Screen shot 2011 05 22 at 10 01 24 AM

Why DRM Won’t Be Abandoned Soon | Dear Author: “I know that there have been people hopeful that DRM would soon fade away, but it won’t and here is why.

1. Growth. Most trade publishers have a vested interest in making ebook adoption difficult. Their profit structure is built on a paper book business and they have not yet determined the optimal business system that would allow them to consistently earn a similar profit under a digital dominant environment. Slowing the growth of ebooks is in their best interests.

2. Control. Writing up the article about Amazon and Google’s move into the cloud made me realize that DRM free music was the only way Amazon and Google’s cloud player worked WITHOUT license agreements from the copyright holders. Apple is apparently making licensing deals with various music companies before launching its own cloud player. Music, like books, used to have DRM and be tied to the portals where you bought the music. Cloud players would not have been possible under a DRM scheme.

Because of DRM, publishers can avail themselves of protections of the DMCA (even though some of those protections have been abrogated by the recent three year exceptions declared by the Librarian of Congress. DRM allows the transaction to be deemed a license instead of a sale, cutting off revenue draining used book sales. DRM provides a number of legal benefits to the publisher that provides them a measure of control.

3. Price. Do you remember that music once cost $.99 per song? Steve Jobs then convinced the record labels to go DRM free and the price was upped to $1.39 per song. While removing DRM can represent a savings of nearly $.50 per copy sold, the consumer has obviously placed a higher value on DRM free books and are willing to pay more to get DRM free music. One digital first publisher whose prices seem uncommonly high has shared that the higher prices represent a piracy tax. Their books are pirated at a high rate and thus they charge more in order to offset the piracy. You want DRM free books? You might have to pay for it.

Further, any economic advantage that Kindle or Nook may have had through platform specific DRM has largely been reduced through Agency pricing.

4. Piracy. While most readers agree that DRM punishes the legitimate customers and not the piraters, publishers have repeatedly said that DRM can prevent casual piracy where one person sends a copy of the book to everyone in their email address book. Readers love to share their books with others and publishers want to prevent this casual piracy. DRM is an effective way to do this. While DRM is easy to remove for anyone who has some computer savvy, most casual readers won’t take the time to figure out where the DRM removing tools are and how to use them.

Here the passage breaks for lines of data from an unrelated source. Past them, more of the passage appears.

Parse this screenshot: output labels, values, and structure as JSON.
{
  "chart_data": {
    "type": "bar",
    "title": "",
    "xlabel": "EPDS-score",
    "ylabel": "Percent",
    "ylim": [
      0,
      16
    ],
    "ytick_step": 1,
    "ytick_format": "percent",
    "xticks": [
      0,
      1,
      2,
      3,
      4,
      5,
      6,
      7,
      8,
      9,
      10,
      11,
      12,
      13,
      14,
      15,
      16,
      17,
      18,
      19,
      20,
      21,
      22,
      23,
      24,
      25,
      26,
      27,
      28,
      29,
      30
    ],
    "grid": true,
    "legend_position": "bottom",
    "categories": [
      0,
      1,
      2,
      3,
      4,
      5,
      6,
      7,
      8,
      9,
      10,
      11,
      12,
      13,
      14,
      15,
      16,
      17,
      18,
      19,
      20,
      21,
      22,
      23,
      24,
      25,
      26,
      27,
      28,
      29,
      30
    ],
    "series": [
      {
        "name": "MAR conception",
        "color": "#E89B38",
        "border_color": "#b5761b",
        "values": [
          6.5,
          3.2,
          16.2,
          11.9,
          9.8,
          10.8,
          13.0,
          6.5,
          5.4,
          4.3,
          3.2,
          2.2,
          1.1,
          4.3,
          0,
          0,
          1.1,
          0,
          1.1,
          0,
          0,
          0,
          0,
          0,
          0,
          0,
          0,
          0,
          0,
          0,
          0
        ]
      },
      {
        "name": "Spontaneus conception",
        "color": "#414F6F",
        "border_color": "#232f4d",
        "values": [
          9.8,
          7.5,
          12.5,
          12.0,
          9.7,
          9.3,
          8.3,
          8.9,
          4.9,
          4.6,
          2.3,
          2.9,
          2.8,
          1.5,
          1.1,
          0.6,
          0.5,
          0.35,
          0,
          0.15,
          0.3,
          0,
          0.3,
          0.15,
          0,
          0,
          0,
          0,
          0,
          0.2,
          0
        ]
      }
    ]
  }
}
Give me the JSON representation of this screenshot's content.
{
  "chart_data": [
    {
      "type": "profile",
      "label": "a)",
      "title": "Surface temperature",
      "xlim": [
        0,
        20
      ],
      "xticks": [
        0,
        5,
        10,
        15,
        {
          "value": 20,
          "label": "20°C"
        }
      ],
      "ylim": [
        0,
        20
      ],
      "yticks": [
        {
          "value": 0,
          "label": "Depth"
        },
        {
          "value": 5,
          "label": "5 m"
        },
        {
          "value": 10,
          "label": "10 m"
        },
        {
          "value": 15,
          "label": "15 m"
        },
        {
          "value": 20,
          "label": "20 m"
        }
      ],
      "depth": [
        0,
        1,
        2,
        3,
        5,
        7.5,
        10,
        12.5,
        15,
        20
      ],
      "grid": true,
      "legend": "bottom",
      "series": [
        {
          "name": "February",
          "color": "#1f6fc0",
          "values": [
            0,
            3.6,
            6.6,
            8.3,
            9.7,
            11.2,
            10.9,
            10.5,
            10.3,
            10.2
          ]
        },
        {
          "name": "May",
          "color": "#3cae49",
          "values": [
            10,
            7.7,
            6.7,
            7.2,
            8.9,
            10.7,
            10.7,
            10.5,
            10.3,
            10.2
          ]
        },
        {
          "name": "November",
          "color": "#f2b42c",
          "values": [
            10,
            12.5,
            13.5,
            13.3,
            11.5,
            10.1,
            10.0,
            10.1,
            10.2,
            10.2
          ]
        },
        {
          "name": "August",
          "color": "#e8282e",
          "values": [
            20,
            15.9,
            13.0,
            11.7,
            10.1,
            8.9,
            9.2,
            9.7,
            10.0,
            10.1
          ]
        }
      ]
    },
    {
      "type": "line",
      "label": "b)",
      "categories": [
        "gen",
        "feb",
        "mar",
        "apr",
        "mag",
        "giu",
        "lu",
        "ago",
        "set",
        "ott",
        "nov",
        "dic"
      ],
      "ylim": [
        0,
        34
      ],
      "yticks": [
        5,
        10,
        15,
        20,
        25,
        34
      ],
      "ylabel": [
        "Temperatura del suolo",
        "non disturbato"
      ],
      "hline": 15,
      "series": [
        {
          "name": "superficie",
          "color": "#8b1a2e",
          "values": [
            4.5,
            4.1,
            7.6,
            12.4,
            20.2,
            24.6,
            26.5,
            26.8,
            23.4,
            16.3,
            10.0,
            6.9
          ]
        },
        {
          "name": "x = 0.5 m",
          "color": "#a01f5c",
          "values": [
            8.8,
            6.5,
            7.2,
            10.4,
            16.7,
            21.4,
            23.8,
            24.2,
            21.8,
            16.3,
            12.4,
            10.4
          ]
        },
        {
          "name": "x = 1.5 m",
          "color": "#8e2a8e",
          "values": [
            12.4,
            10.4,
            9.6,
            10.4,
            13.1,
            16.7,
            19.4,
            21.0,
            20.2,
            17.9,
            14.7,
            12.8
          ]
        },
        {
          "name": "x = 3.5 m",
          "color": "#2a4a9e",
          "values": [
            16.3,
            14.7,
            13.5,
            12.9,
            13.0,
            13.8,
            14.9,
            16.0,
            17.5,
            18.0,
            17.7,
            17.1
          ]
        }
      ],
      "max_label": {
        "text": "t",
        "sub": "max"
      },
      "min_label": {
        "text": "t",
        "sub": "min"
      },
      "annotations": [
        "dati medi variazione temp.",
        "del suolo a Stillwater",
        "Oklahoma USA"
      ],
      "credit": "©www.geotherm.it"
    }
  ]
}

Thus most casual readers’ books will remained locked to their devices with no way to share.

5. Ease of transfer. One of the reasons why I think Jobs was able to convince record labels to remove DRM was because of the ease of transforming the CD into a digital music file. This process was fairly automatic. Place your music CD into your computer and use the iTunes converter. Transforming a paper book into a digital one is time consuming. You have to either turn every page by hand or cut off the spine and run the book through the scanner. Once the book is scanned, you then have to run it through a computer program called OCR (Optical Character Recognition) which looks at the pictures of the letters and creates a text file from those pictures. From there, you have to proof and format the book. Even with the aid of computer programs designed to create books, clean up scanned images, and the like, this is no small task. Few people are likely to undertake this on a regular basis in order to create a digital book file. Until the ease of transfer becomes nearly automatic, the threat of home made transformative copies remains small and the pressure of removing DRM is lessened.

At this point, I don’t see a lot of pressure points on publishers to remove DRM and I don’t see it being removed anytime soon.”

 

(Via Dear Author .)

2 COMMENTS

  1. Could have just as easily been titled “Why DRM WILL be abandoned soon” – its conclusion does not follow its statements, at all.

    The “DRM tax” hasn’t worked for anyone, partly because consumers just don’t want to pay it, but mainly because no one can conclusively say how much correlation there is between piracy and lost sales. (Hint: there is none, because most pirates won’t pay for it no matter what, and the ones who would pay for it will, if you only make it available to them).

    On ease of transfer, the statement “Few people are likely to undertake this on a regular basis in order to create a digital book file” belies a complete miunderstanding of how the digital universe works. It only takes ONE person who understands how, and then the copy is propagated cheaply on a mass scale. it’s gotten easier and easier for the average person to find those copies, and as publishers realize that flood, it will create more pressure on them to address the real problem, which is lack of distribution to meet that demand.

    Finally, on publishers who want to slow down the growth of ebooks, and keep trying: meet your executioner in Seattle. You will be replaced, by the new regime of big publishing, which starts with Amazon. Better off making your books as widely available, as cheaply as possible, without DRM.